From 6th grade until my sophomore year in undergrad, failing didn't feel like failing. It felt like learning... Learning with sounds, experimenting with what worked and what didn't, practicing trusting myself.
It wasn't until one of my friends in college told me that I'm a risk-taker did I realize that I was. There was an inherent knowing and belief that I would do well. And if I didn't, that I would learn the lesson(s) to do better in the future.
What happened after my sophomore year in undergrad? That'll be another blog post!
Everyday for the past 18 years, I have witnessed students' relationships with the fear of failure or as the more successful students demonstrate: trial and learning.
The longer I teach the more I try to make the learning environment free and open to hearing our mistakes. To the point of challenging my students to see how many times they can "fail" and learn from the mistake. Not in a haphazard way, but a thoughtful, slow, non-judgmental way.

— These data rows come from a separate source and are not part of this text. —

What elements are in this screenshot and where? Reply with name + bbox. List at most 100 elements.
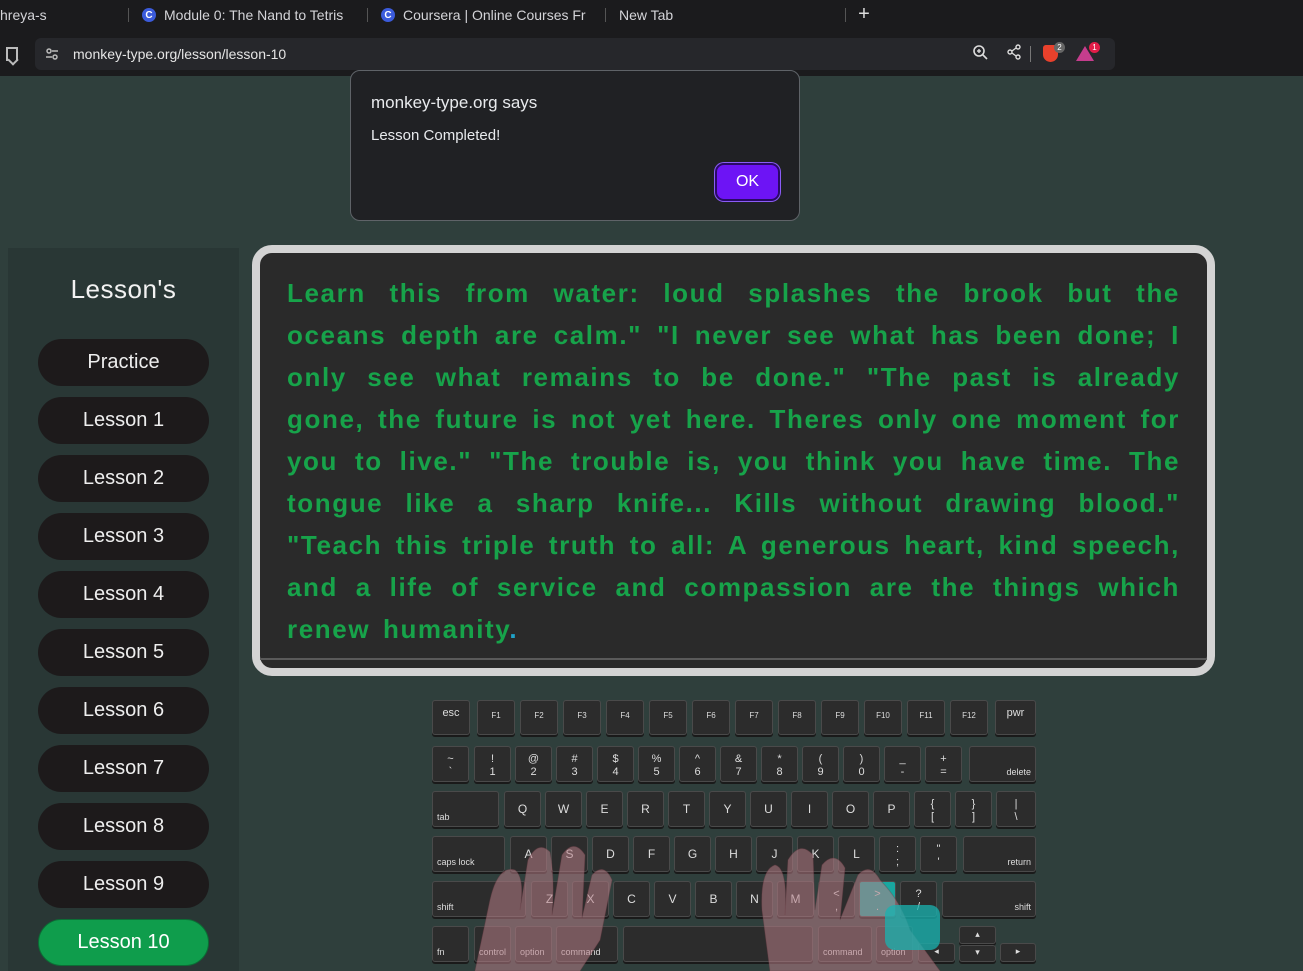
key-label: F6 (706, 711, 716, 720)
key-6: ^ 6 (679, 746, 716, 782)
new-tab-plus-icon[interactable]: + (855, 4, 873, 26)
key-arrow-up: ▴ (959, 926, 996, 944)
key-label: return (1007, 857, 1031, 867)
sidebar-item-lesson-8[interactable]: Lesson 8 (38, 803, 209, 850)
key-p: P (873, 791, 910, 827)
key-label: F10 (876, 711, 890, 720)
key-space (623, 926, 813, 962)
bookmark-icon[interactable] (6, 47, 18, 61)
key-shift-label: @ (527, 753, 540, 765)
sidebar-item-lesson-5[interactable]: Lesson 5 (38, 629, 209, 676)
tab-label: hreya-s (0, 7, 47, 23)
tab-coursera[interactable]: C Coursera | Online Courses Fr (381, 0, 595, 30)
key-m: M (777, 881, 814, 917)
sidebar-item-lesson-1[interactable]: Lesson 1 (38, 397, 209, 444)
key-g: G (674, 836, 711, 872)
key-label: G (687, 847, 698, 861)
key-f2: F2 (520, 700, 558, 735)
key-shift-label: * (777, 753, 782, 765)
key-command-left: command (556, 926, 618, 962)
key-label: B (709, 892, 718, 906)
key-label: S (565, 847, 574, 861)
key-o: O (832, 791, 869, 827)
tab-nand-to-tetris[interactable]: C Module 0: The Nand to Tetris (142, 0, 354, 30)
zoom-icon[interactable] (972, 44, 988, 65)
key-label: E (600, 802, 609, 816)
key-option-left: option (515, 926, 552, 962)
key-label: A (524, 847, 533, 861)
key-esc: esc (432, 700, 470, 735)
key-close-bracket: }] (955, 791, 992, 827)
tab-new-tab[interactable]: New Tab (619, 0, 819, 30)
key-x: X (572, 881, 609, 917)
key-return: return (963, 836, 1036, 872)
virtual-keyboard: esc F1 F2 F3 F4 F5 F6 F7 F8 F9 F10 F11 F… (432, 700, 1037, 971)
key-shift-label: < (833, 888, 840, 900)
key-right-shift: shift (942, 881, 1036, 917)
key-2: @2 (515, 746, 552, 782)
key-f10: F10 (864, 700, 902, 735)
key-9: (9 (802, 746, 839, 782)
key-label: shift (437, 902, 454, 912)
tab-profile[interactable]: hreya-s (0, 0, 120, 30)
key-pwr: pwr (995, 700, 1036, 735)
key-v: V (654, 881, 691, 917)
key-label: option (881, 947, 906, 957)
key-delete: delete (969, 746, 1036, 782)
key-shift-label: ^ (694, 753, 701, 765)
sidebar-title: Lesson's (70, 274, 177, 304)
key-label: R (641, 802, 650, 816)
key-f9: F9 (821, 700, 859, 735)
share-icon[interactable] (1006, 44, 1022, 65)
key-n: N (736, 881, 773, 917)
sidebar-item-lesson-4[interactable]: Lesson 4 (38, 571, 209, 618)
key-label: option (520, 947, 545, 957)
key-shift-label: ( (818, 753, 823, 765)
sidebar-item-lesson-7[interactable]: Lesson 7 (38, 745, 209, 792)
sidebar-item-lesson-3[interactable]: Lesson 3 (38, 513, 209, 560)
key-label: shift (1014, 902, 1031, 912)
ok-button[interactable]: OK (715, 163, 780, 201)
key-shift-label: { (930, 798, 935, 810)
url-text[interactable]: monkey-type.org/lesson/lesson-10 (73, 45, 286, 63)
key-label: M (790, 892, 801, 906)
sidebar-item-lesson-9[interactable]: Lesson 9 (38, 861, 209, 908)
lesson-sidebar: Lesson's Practice Lesson 1 Lesson 2 Less… (8, 248, 239, 971)
key-option-right: option (876, 926, 913, 962)
key-f11: F11 (907, 700, 945, 735)
key-f7: F7 (735, 700, 773, 735)
key-u: U (750, 791, 787, 827)
arrow-right-icon: ▸ (1015, 946, 1021, 956)
key-label: K (811, 847, 820, 861)
key-label: C (627, 892, 636, 906)
key-left-shift: shift (432, 881, 526, 917)
key-label: W (557, 802, 570, 816)
key-label: 5 (653, 766, 660, 778)
sidebar-item-lesson-6[interactable]: Lesson 6 (38, 687, 209, 734)
shields-count-badge: 2 (1054, 42, 1065, 53)
key-i: I (791, 791, 828, 827)
key-shift-label: _ (899, 753, 906, 765)
key-f3: F3 (563, 700, 601, 735)
tab-bar: hreya-s C Module 0: The Nand to Tetris C… (0, 0, 1303, 30)
key-command-right: command (818, 926, 872, 962)
typed-text: Learn this from water: loud splashes the… (287, 278, 1180, 644)
key-label: ' (937, 856, 940, 868)
key-label: J (771, 847, 778, 861)
key-label: , (834, 901, 839, 913)
key-shift-label: % (651, 753, 662, 765)
site-settings-icon[interactable] (45, 47, 59, 61)
key-label: command (561, 947, 601, 957)
key-label: N (750, 892, 759, 906)
key-a: A (510, 836, 547, 872)
key-label: F (647, 847, 656, 861)
sidebar-item-practice[interactable]: Practice (38, 339, 209, 386)
key-label: F9 (835, 711, 845, 720)
key-shift-label: : (895, 843, 900, 855)
coursera-icon: C (381, 8, 395, 22)
typing-text-panel[interactable]: Learn this from water: loud splashes the… (252, 245, 1215, 676)
sidebar-item-lesson-10[interactable]: Lesson 10 (38, 919, 209, 966)
key-shift-label: # (571, 753, 578, 765)
key-h: H (715, 836, 752, 872)
sidebar-item-lesson-2[interactable]: Lesson 2 (38, 455, 209, 502)
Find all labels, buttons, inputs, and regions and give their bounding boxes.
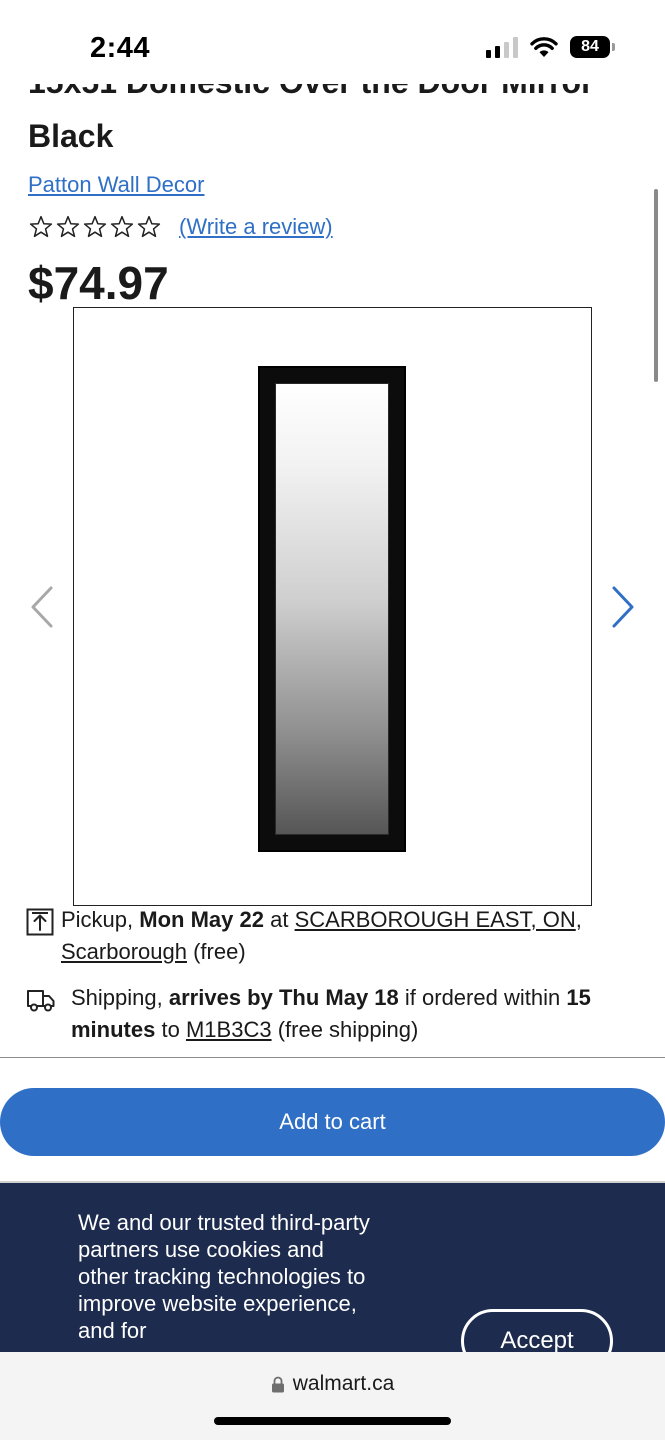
pickup-label: Pickup, bbox=[61, 907, 134, 932]
product-image[interactable] bbox=[73, 307, 592, 906]
status-bar: 2:44 84 bbox=[0, 0, 665, 84]
star-icon bbox=[56, 215, 80, 238]
chevron-right-icon[interactable] bbox=[608, 585, 638, 629]
status-time: 2:44 bbox=[90, 32, 151, 64]
home-indicator[interactable] bbox=[214, 1417, 451, 1425]
star-rating[interactable] bbox=[28, 214, 162, 240]
mirror-glass bbox=[275, 383, 389, 835]
chevron-left-icon[interactable] bbox=[27, 585, 57, 629]
scrollbar[interactable] bbox=[654, 189, 658, 382]
shipping-to: to bbox=[161, 1017, 180, 1042]
status-icons: 84 bbox=[486, 36, 615, 58]
shipping-text: Shipping, arrives by Thu May 18 if order… bbox=[71, 982, 651, 1046]
pickup-comma: , bbox=[575, 907, 582, 932]
wifi-icon bbox=[530, 37, 558, 57]
shipping-note: (free shipping) bbox=[277, 1017, 419, 1042]
mirror-image bbox=[258, 366, 406, 852]
write-review-link[interactable]: (Write a review) bbox=[179, 214, 333, 240]
lock-icon bbox=[271, 1376, 284, 1392]
divider bbox=[0, 1057, 665, 1058]
pickup-date: Mon May 22 bbox=[139, 907, 264, 932]
pickup-at: at bbox=[270, 907, 289, 932]
add-to-cart-button[interactable]: Add to cart bbox=[0, 1088, 665, 1156]
cookie-text: We and our trusted third-party partners … bbox=[78, 1210, 370, 1343]
pickup-store-link[interactable]: SCARBOROUGH EAST, ON bbox=[295, 907, 576, 932]
star-icon bbox=[83, 215, 107, 238]
store-pickup-icon bbox=[26, 908, 54, 936]
battery-icon: 84 bbox=[570, 36, 615, 58]
truck-icon bbox=[27, 990, 55, 1012]
shipping-arrival: arrives by Thu May 18 bbox=[168, 985, 399, 1010]
cookie-banner: We and our trusted third-party partners … bbox=[0, 1183, 665, 1352]
battery-level: 84 bbox=[581, 38, 599, 55]
product-title-line2: Black bbox=[28, 118, 114, 154]
pickup-text: Pickup, Mon May 22 at SCARBOROUGH EAST, … bbox=[61, 904, 651, 968]
browser-address-bar[interactable]: walmart.ca bbox=[0, 1352, 665, 1440]
product-title-line1: 15x51 Domestic Over the Door Mirror bbox=[28, 84, 594, 101]
accept-cookies-button[interactable]: Accept bbox=[461, 1309, 613, 1352]
pickup-note: (free) bbox=[193, 939, 246, 964]
product-price: $74.97 bbox=[28, 257, 169, 309]
brand-link[interactable]: Patton Wall Decor bbox=[28, 172, 204, 198]
cellular-signal-icon bbox=[486, 36, 518, 58]
pickup-city-link[interactable]: Scarborough bbox=[61, 939, 187, 964]
star-icon bbox=[137, 215, 161, 238]
shipping-label: Shipping, bbox=[71, 985, 163, 1010]
star-icon bbox=[29, 215, 53, 238]
star-icon bbox=[110, 215, 134, 238]
product-title-clip: 15x51 Domestic Over the Door Mirror bbox=[28, 84, 638, 112]
url-text: walmart.ca bbox=[292, 1372, 395, 1395]
url-row[interactable]: walmart.ca bbox=[0, 1372, 665, 1396]
rating-row: (Write a review) bbox=[28, 214, 333, 240]
shipping-if-ordered: if ordered within bbox=[404, 985, 561, 1010]
postal-code-link[interactable]: M1B3C3 bbox=[186, 1017, 272, 1042]
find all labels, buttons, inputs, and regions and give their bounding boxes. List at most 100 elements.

I even try to not use the word "mistake" in an attempt to take negative feelings like shame, frustration, or embarrassment out of the learning process.I ask them to use adjectives like bright, airy, fuzzy, thin, harsh because the descriptive word will lead us to possible solutions. Instilling the fact and truth that no sound is shameful and that each sound has something to teach us.
I naturally bet on myself, but how many of our students don't? How many won't even try because they are afraid of hearing themselves mess up or having others hear them?
How do YOU instill the courage to fail/the courage to learn?